World Agriculture

By EMMA JONES

World agriculture is proving to be an unsustainable endeavor.  The United States is losing soil quantity and soil quality. Places everywhere are using water in an unsustainable way in order to grow crops for grain and to feed livestock.  Chemical use and genetic modifications are used to increase yields.

Healthy soil is the basis for the production of crops, not only does it provide a stable base to support plant roots, soil also stores water and nutrients required for plant growth. Unfortunately,  intensive plowing and monocrop agriculture have caused wide-scale soil erosion. Erosion is the movement of soil by water, wind, or gravity. This process of course occurs naturally, but current agricultural methods have caused the rate of erosion to increase frighteningly fast.

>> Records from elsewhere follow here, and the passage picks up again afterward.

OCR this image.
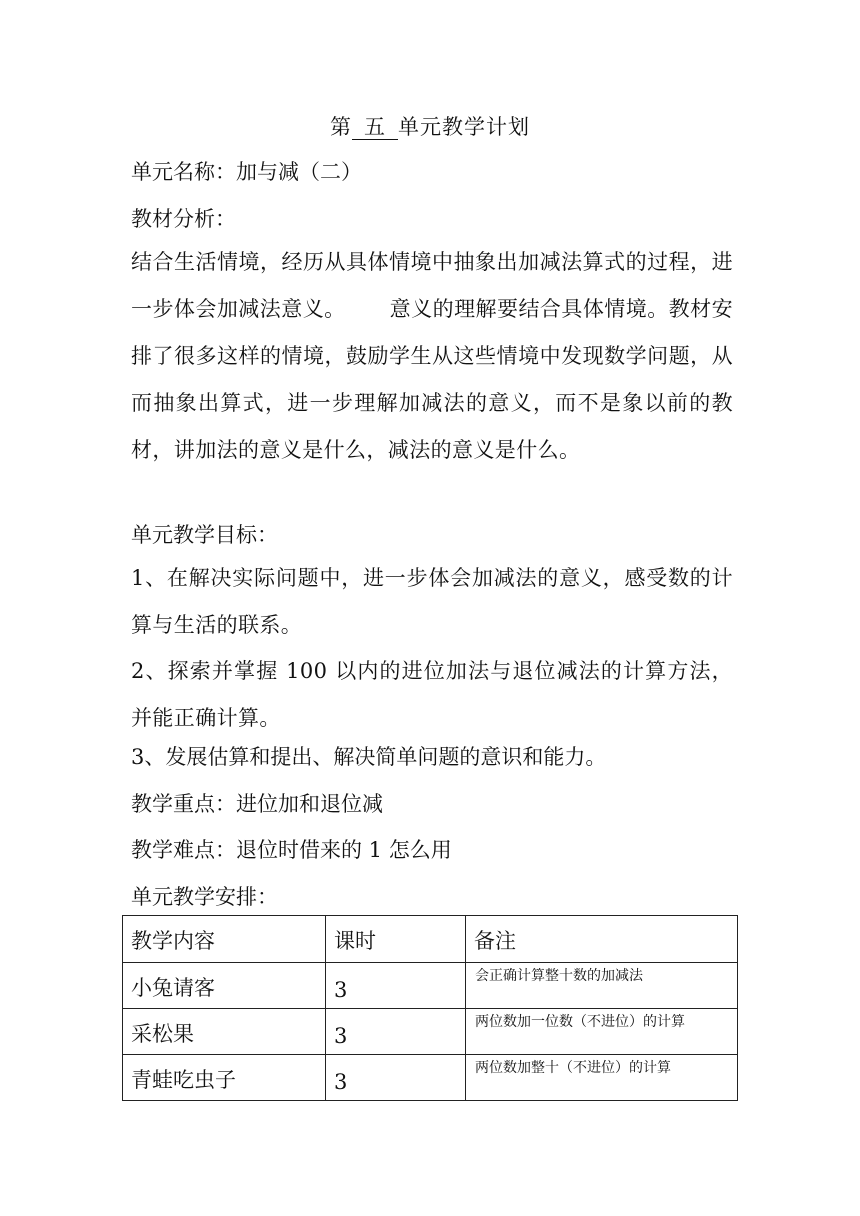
第 五 单元教学计划
单元名称：加与减（二）
教材分析：
结合生活情境，经历从具体情境中抽象出加减法算式的过程，进一步体会加减法意义。 意义的理解要结合具体情境。教材安排了很多这样的情境，鼓励学生从这些情境中发现数学问题，从而抽象出算式，进一步理解加减法的意义，而不是象以前的教材，讲加法的意义是什么，减法的意义是什么。
单元教学目标：
1、在解决实际问题中，进一步体会加减法的意义，感受数的计算与生活的联系。
2、探索并掌握 100 以内的进位加法与退位减法的计算方法，并能正确计算。
3、发展估算和提出、解决简单问题的意识和能力。
教学重点：进位加和退位减
教学难点：退位时借来的 1 怎么用
单元教学安排：
教学内容	课时	备注

小兔请客	3	会正确计算整十数的加减法

采松果	3	两位数加一位数（不进位）的计算

青蛙吃虫子	3	两位数加整十（不进位）的计算
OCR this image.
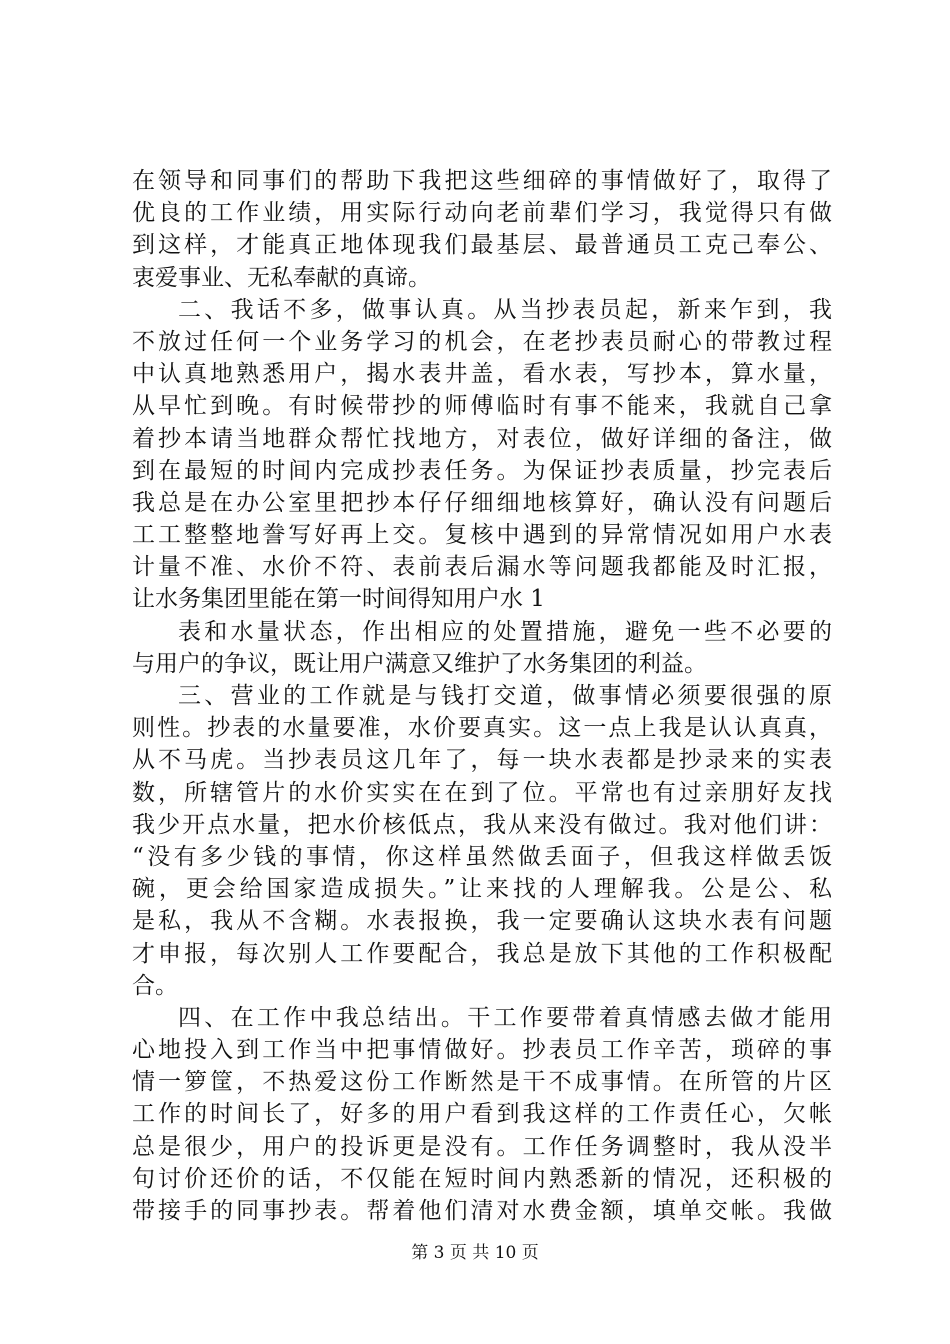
在领导和同事们的帮助下我把这些细碎的事情做好了，取得了
优良的工作业绩，用实际行动向老前辈们学习，我觉得只有做
到这样，才能真正地体现我们最基层、最普通员工克己奉公、
衷爱事业、无私奉献的真谛。
二、我话不多，做事认真。从当抄表员起，新来乍到，我
不放过任何一个业务学习的机会，在老抄表员耐心的带教过程
中认真地熟悉用户，揭水表井盖，看水表，写抄本，算水量，
从早忙到晚。有时候带抄的师傅临时有事不能来，我就自己拿
着抄本请当地群众帮忙找地方，对表位，做好详细的备注，做
到在最短的时间内完成抄表任务。为保证抄表质量，抄完表后
我总是在办公室里把抄本仔仔细细地核算好，确认没有问题后
工工整整地誊写好再上交。复核中遇到的异常情况如用户水表
计量不准、水价不符、表前表后漏水等问题我都能及时汇报，
让水务集团里能在第一时间得知用户水 1
表和水量状态，作出相应的处置措施，避免一些不必要的
与用户的争议，既让用户满意又维护了水务集团的利益。
三、营业的工作就是与钱打交道，做事情必须要很强的原
则性。抄表的水量要准，水价要真实。这一点上我是认认真真，
从不马虎。当抄表员这几年了，每一块水表都是抄录来的实表
数，所辖管片的水价实实在在到了位。平常也有过亲朋好友找
我少开点水量，把水价核低点，我从来没有做过。我对他们讲：
“没有多少钱的事情，你这样虽然做丢面子，但我这样做丢饭
碗，更会给国家造成损失。”让来找的人理解我。公是公、私
是私，我从不含糊。水表报换，我一定要确认这块水表有问题
才申报，每次别人工作要配合，我总是放下其他的工作积极配
合。
四、在工作中我总结出。干工作要带着真情感去做才能用
心地投入到工作当中把事情做好。抄表员工作辛苦，琐碎的事
情一箩筐，不热爱这份工作断然是干不成事情。在所管的片区
工作的时间长了，好多的用户看到我这样的工作责任心，欠帐
总是很少，用户的投诉更是没有。工作任务调整时，我从没半
句讨价还价的话，不仅能在短时间内熟悉新的情况，还积极的
带接手的同事抄表。帮着他们清对水费金额，填单交帐。我做
第 3 页 共 10 页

The average rate of soil erosion on US cropland is seven tons per acre per year. In extreme cases, erosion can lead to desertification, a process which causes arid soil to become barren and incapable of sustaining plant growth for many years. Erosion also pollutes waterways with sediment, degrading aquatic ecosystems. The resulting damages and increased maintenance costs due to erosion amount to approximately $8 billion per year. If if that money was spent on sustainable agricultural techniques such as conservation tillage, crop rotation, and organic fertilization we could protect our valuable soil resources.

The most effective way to prevent erosion is to protect soil from rain and wind by covering it with plants and/or decaying organic matter. In industrial farms, this often isn’t done because of over tilling. Contour farming, strip farming, terracing, waterways, and windbreaks are also methods to prevent erosion. The government  can redirect the money they would be spending on fixing issues due to erosion to provide tax breaks to encourage farmers to use these sustainable practices.